Barnes & Noble’s new e-reader, the Nook, goes on sale next Tuesday. Wired calls it a Kindle-killer:
The reader…looks a lot like Amazon’s white plastic e-book, only instead of the chiclet-keyboard there is a color multitouch screen, to be used as a keyboard or to browse books, cover-flow style. The machine runs Google’s Android OS, will have wireless capability from an unspecified carrier and comes in at the same $260 as the now rather old-fashioned-looking Kindle.
But it’s the details of the Barnes & Noble service itself that have us really interested. Gizmodo, which first broke the leaked images, has information that B&N will be discounting titles heavily in their electronic format, which is as is should be (no paper, printing or shipping costs). The Nook will also be able to get books from the Google Books Project.

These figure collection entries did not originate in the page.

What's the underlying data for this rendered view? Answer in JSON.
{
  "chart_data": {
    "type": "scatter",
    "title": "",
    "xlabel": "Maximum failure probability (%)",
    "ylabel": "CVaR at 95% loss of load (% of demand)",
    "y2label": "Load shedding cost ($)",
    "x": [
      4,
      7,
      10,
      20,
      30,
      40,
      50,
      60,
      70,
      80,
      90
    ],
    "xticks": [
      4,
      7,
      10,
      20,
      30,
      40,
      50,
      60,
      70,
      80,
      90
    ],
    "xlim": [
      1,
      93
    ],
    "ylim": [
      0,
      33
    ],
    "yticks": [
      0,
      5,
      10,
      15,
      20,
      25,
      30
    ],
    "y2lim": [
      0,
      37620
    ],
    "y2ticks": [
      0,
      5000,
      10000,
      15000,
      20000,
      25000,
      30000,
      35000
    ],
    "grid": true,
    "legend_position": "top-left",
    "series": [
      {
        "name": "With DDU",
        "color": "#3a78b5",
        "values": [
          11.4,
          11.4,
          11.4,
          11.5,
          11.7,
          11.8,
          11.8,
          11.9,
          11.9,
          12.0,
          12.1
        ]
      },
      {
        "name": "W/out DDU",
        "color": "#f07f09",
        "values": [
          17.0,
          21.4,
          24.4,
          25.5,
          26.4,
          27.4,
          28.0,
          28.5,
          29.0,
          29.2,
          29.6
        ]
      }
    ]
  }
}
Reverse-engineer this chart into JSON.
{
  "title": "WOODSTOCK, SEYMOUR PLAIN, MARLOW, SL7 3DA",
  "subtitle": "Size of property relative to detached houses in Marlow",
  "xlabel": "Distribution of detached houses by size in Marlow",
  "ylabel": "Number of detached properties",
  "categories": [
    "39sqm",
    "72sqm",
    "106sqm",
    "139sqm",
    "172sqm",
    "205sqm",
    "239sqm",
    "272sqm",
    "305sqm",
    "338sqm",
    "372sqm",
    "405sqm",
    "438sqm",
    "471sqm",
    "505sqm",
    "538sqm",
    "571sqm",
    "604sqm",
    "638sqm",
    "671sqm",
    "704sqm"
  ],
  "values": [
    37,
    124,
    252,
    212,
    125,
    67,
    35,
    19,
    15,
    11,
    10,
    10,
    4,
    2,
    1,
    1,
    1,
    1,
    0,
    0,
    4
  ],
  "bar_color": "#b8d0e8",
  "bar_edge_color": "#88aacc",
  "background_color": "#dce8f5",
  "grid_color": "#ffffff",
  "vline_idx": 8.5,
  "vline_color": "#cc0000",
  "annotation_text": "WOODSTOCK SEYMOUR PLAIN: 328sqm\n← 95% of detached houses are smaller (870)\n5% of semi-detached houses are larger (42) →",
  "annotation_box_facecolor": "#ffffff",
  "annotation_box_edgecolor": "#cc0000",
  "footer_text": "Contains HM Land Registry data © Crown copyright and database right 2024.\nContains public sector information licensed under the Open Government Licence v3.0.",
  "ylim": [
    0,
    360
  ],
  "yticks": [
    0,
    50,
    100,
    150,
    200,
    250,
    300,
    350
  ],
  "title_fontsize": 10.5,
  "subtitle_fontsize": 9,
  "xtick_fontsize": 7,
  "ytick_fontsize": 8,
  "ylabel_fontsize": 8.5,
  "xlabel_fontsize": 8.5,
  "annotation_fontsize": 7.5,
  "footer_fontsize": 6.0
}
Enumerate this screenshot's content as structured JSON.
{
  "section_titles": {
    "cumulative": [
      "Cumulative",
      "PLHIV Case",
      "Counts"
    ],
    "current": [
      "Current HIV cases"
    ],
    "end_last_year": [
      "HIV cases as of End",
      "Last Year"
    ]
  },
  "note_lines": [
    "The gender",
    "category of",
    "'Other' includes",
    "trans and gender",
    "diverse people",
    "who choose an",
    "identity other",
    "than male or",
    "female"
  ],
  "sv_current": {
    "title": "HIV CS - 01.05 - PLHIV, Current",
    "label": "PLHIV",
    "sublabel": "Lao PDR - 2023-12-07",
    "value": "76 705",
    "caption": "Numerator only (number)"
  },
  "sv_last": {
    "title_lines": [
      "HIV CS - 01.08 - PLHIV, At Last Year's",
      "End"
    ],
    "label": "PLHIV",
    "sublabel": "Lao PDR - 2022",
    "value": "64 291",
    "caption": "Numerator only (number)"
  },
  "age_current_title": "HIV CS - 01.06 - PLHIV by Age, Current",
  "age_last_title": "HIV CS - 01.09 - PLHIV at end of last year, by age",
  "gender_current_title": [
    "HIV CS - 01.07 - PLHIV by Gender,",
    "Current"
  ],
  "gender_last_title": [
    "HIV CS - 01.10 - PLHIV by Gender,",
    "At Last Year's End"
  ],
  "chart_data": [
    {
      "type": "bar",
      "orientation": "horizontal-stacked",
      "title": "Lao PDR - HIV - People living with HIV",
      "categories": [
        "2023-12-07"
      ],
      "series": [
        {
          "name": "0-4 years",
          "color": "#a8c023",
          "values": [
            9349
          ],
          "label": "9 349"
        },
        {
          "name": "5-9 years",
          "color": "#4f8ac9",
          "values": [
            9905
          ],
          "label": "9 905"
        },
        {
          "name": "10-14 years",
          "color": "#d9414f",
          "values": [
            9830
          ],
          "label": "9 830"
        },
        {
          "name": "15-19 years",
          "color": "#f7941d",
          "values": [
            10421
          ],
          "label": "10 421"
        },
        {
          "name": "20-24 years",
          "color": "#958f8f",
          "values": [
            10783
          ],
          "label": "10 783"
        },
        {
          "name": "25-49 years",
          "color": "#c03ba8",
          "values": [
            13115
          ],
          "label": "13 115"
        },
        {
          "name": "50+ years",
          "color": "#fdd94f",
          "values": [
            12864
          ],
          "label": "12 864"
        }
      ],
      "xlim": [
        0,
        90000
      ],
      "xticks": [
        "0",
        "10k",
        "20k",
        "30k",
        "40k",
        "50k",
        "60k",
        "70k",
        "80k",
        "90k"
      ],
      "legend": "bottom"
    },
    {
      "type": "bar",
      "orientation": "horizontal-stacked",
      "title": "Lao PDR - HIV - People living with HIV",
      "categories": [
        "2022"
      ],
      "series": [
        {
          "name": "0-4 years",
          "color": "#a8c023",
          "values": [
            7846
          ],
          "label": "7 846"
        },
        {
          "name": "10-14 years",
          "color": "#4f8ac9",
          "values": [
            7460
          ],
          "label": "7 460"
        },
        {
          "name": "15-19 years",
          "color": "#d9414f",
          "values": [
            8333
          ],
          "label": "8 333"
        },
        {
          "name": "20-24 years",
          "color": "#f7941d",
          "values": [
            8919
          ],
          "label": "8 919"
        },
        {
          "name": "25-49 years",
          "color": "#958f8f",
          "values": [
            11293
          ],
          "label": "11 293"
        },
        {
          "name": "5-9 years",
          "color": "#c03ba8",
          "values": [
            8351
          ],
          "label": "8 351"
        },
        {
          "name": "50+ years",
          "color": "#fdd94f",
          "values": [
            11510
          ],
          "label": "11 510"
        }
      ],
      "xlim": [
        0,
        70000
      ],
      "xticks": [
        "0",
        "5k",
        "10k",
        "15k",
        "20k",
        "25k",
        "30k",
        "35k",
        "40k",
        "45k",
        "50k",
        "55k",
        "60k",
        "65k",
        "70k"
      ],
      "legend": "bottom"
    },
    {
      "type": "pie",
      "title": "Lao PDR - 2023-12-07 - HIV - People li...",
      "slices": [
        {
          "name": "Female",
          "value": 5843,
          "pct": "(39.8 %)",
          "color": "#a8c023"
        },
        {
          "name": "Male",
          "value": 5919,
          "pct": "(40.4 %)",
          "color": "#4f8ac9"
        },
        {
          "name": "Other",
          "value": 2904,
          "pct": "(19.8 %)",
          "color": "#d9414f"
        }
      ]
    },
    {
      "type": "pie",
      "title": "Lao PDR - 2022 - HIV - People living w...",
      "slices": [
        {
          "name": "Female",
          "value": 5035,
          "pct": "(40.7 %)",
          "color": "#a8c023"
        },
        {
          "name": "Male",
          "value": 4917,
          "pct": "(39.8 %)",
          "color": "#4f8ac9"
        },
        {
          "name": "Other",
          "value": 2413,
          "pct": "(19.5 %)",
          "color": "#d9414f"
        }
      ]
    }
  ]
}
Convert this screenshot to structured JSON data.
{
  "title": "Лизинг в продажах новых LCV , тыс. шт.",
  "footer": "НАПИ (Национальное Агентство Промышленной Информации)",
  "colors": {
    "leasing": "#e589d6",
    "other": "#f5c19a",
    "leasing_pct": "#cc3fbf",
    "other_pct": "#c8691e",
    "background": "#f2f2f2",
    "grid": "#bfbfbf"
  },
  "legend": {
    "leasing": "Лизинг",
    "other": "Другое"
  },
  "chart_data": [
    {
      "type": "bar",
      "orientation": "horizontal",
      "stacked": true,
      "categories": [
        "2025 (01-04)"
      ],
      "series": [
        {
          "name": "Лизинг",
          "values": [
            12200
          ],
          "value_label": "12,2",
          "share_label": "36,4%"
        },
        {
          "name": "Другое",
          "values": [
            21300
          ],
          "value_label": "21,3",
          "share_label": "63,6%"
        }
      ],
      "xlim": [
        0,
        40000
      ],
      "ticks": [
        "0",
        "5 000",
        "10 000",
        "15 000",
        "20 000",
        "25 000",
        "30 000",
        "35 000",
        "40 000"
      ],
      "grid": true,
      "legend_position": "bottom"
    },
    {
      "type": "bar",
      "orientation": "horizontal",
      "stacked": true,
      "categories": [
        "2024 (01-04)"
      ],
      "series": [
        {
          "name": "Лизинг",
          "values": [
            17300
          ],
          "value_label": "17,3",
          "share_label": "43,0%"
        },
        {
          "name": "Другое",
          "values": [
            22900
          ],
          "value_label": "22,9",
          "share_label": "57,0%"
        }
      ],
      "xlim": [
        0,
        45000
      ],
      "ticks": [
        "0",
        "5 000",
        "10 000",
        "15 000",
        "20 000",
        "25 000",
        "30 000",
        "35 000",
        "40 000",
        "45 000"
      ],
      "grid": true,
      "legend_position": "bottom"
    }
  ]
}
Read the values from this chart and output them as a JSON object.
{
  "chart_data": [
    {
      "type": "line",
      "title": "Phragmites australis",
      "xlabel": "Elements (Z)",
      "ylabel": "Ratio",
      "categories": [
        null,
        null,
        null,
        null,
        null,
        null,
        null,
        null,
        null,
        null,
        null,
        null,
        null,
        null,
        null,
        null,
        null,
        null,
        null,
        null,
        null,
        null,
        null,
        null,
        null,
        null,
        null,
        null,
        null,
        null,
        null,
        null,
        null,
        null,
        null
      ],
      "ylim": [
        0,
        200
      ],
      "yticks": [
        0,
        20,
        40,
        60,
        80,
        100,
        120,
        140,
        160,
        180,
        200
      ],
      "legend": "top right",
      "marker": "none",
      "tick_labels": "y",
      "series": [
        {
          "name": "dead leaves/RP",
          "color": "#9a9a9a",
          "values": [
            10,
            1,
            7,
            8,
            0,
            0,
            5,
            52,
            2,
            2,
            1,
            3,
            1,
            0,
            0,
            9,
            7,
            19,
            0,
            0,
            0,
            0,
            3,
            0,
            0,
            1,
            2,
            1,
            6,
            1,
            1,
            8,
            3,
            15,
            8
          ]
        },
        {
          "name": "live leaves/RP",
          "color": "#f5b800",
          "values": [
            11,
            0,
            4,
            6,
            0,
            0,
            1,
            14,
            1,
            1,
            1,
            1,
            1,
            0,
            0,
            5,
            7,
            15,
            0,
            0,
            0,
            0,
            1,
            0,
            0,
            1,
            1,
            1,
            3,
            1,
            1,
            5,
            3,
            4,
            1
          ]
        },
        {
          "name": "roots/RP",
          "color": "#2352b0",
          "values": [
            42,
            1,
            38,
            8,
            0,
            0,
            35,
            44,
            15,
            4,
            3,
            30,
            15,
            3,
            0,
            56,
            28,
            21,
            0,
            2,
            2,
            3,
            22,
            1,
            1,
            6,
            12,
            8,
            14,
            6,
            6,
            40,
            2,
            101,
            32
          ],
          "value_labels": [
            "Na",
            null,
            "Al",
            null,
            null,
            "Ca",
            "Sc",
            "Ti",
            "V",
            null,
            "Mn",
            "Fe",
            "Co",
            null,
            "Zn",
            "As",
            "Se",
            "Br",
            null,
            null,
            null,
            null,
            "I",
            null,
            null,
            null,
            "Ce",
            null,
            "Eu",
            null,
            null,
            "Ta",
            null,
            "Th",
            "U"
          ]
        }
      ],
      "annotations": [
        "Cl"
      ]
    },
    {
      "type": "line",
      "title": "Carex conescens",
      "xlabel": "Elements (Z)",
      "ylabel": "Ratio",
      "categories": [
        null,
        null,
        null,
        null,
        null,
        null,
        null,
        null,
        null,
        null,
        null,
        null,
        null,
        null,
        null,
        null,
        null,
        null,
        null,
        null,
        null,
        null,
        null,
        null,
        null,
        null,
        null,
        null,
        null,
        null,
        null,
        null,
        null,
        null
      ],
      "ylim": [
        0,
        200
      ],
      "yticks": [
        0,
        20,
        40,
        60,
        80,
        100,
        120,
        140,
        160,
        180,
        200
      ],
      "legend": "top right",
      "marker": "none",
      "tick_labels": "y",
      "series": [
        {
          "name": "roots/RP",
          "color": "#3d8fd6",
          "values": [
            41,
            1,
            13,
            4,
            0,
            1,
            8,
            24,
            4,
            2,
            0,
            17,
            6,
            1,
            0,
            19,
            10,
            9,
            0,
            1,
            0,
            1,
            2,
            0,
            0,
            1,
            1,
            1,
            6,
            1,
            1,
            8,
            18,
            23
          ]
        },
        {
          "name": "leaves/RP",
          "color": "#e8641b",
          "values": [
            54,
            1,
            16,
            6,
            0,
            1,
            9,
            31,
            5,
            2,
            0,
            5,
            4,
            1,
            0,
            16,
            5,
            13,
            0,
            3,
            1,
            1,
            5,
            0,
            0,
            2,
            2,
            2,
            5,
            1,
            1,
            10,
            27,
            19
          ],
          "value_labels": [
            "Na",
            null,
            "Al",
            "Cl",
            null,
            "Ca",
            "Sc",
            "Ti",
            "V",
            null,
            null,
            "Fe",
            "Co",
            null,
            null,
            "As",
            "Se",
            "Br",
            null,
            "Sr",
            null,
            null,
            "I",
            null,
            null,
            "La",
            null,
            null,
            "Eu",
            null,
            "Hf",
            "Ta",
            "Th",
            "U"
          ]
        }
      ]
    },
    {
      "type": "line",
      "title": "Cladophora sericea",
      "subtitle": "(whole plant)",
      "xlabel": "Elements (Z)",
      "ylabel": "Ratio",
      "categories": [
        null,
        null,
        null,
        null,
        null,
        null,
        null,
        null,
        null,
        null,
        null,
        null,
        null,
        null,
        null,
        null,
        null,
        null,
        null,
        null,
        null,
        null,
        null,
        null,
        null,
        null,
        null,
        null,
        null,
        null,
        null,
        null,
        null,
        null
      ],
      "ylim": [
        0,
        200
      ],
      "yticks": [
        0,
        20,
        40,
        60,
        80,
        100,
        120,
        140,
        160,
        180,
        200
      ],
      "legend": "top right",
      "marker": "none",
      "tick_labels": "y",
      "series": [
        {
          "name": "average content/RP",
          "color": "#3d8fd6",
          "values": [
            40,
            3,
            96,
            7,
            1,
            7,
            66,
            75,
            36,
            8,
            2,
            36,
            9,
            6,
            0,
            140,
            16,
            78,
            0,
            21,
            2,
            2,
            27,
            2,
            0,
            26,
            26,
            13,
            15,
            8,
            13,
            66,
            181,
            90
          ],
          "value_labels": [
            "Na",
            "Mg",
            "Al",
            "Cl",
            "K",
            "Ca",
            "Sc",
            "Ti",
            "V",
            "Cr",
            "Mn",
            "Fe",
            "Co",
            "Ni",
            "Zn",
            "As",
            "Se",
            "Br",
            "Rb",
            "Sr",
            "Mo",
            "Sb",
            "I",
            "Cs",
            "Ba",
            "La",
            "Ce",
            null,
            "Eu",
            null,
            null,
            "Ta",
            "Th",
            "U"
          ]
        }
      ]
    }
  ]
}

And over at the Wall Street Journal, somebody got a peek at an at ad set to run in The New York Times this coming Sunday. The ad features the line “Lend eBooks to friends,” and this has the potential to destroy the Kindle model. One of the biggest problems with e-books is that you can’t lend or re-sell them. If B&N is selling e-books cheaper than the paper versions, then the resale issue is moot. And lending, even if your friends need a Nook, too, takes away the other big advantage of paper.
It’s nice to finally see some real competition in the e-reader space. The Wall Street Journal revealed yesterday that the Nook would cost $259.